Le PIB russe pour 2022 a été estimé par l’agence statistique russe ROSSTAT comme ayant baissé de -2,1%. Ce chiffre correspond à peu de choses près à celui qui a été fourni par le FMI (-2,2%). Mais ces chiffres sont des premières estimations, et n’intègrent pas encore la totalité des informations nécessaires au calcul du PIB. Il est donc très probable que ces chiffres seront corrigés à la fin du 1er semestre 2023 puis encore sans doute en 2024, avec une récession moindre. 

Si l’on regarde le PIB par source de revenus, on constate une baisse relative importante des impôts (de 10% du PIB de 2021 à 8,2% du PIB de 2022). Ce chiffre peut s’expliquer par deux choses : la baisse des impôts pour soutenir certaines entreprises dont le patron est parti combattre en Ukraine, la baisse des importations, et la probabilité que certaines entreprises n’aient pas encore publié leur chiffre d’affaires. C’est notamment le cas des sociétés d’État dont les décisions sur les dividendes à verser sont prises sur la base des résultats des assemblées annuelles des actionnaires, qui peuvent se tenir d’avril à juin 2023.

S’il y a eu une période de choc au déclenchement de la batterie de sanctions, la Russie ne sera pas à genoux et pourra faire croître son économie grâce à plusieurs piliers solides : 

  • Substitution des importations par la production nationale (notamment dans le secteur manufacturier) ;
  • Ouverture du marché vers la Chine ;
  • Valorisation des investissements par la demande supérieure à l’offre ;
  • Accroissement du revenu des Russes par la croissance de la demande en main-d’œuvre ;
  • Richesses tirées des nouvelles régions conquises (ce qui reste à voir, en fonction de la capacité de la Russie à redémarrer l’activité économique dans ces régions).

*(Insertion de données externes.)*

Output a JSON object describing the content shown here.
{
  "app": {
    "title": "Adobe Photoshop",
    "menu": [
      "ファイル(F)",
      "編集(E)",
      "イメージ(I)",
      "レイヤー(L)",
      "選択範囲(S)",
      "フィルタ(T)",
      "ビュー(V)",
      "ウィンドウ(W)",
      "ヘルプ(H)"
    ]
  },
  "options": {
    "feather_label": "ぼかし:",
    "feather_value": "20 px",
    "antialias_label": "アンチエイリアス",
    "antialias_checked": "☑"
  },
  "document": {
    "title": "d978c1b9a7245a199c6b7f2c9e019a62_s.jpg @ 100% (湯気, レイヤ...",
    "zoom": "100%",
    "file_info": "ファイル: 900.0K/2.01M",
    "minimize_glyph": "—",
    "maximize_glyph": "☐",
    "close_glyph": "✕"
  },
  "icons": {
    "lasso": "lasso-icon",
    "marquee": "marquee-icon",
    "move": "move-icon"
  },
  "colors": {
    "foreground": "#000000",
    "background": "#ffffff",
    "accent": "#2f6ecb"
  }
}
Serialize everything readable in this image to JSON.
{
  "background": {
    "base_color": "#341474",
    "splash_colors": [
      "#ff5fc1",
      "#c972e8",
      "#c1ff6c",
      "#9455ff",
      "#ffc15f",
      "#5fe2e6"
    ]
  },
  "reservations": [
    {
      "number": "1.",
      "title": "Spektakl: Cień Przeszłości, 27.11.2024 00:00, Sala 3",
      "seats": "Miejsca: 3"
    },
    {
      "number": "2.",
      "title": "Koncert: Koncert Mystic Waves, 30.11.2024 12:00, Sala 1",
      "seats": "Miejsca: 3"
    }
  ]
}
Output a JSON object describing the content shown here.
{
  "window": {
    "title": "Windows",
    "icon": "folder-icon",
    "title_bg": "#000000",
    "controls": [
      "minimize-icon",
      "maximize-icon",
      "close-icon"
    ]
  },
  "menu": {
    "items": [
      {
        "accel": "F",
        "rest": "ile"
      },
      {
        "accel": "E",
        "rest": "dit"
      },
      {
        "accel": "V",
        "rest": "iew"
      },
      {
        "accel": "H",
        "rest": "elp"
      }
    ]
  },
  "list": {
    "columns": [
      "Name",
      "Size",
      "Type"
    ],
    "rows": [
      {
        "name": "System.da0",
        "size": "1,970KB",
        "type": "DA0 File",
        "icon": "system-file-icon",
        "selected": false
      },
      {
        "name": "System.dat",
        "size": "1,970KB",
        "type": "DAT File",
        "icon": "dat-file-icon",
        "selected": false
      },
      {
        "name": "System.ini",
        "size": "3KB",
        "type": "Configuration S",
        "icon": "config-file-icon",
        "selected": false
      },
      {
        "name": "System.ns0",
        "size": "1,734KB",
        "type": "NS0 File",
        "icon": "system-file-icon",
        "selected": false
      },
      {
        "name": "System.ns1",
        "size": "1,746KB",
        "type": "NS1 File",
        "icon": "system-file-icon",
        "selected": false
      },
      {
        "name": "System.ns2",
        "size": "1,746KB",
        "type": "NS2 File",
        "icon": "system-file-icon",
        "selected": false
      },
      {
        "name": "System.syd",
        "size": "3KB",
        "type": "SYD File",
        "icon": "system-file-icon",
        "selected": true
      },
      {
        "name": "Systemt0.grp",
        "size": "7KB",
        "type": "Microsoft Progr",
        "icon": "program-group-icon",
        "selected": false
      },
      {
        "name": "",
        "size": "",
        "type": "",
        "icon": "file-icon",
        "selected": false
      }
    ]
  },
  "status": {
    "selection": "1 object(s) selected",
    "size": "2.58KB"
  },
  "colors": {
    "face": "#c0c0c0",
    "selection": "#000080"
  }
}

Jacques Sapir1 met en garde contre la sous-estimation des capacités de l’économie russe. En particulier, il y a une sous-estimation constante de la capacité de l’économie russe à évoluer et à changer de modèle. Or, cette sous-estimation peut conduire à des choix stratégiques et des décisions inadaptées et peu judicieuses. En particulier, elle aboutit à minorer le soutien accordé par la population au gouvernement ainsi que les capacités productives de l’économie.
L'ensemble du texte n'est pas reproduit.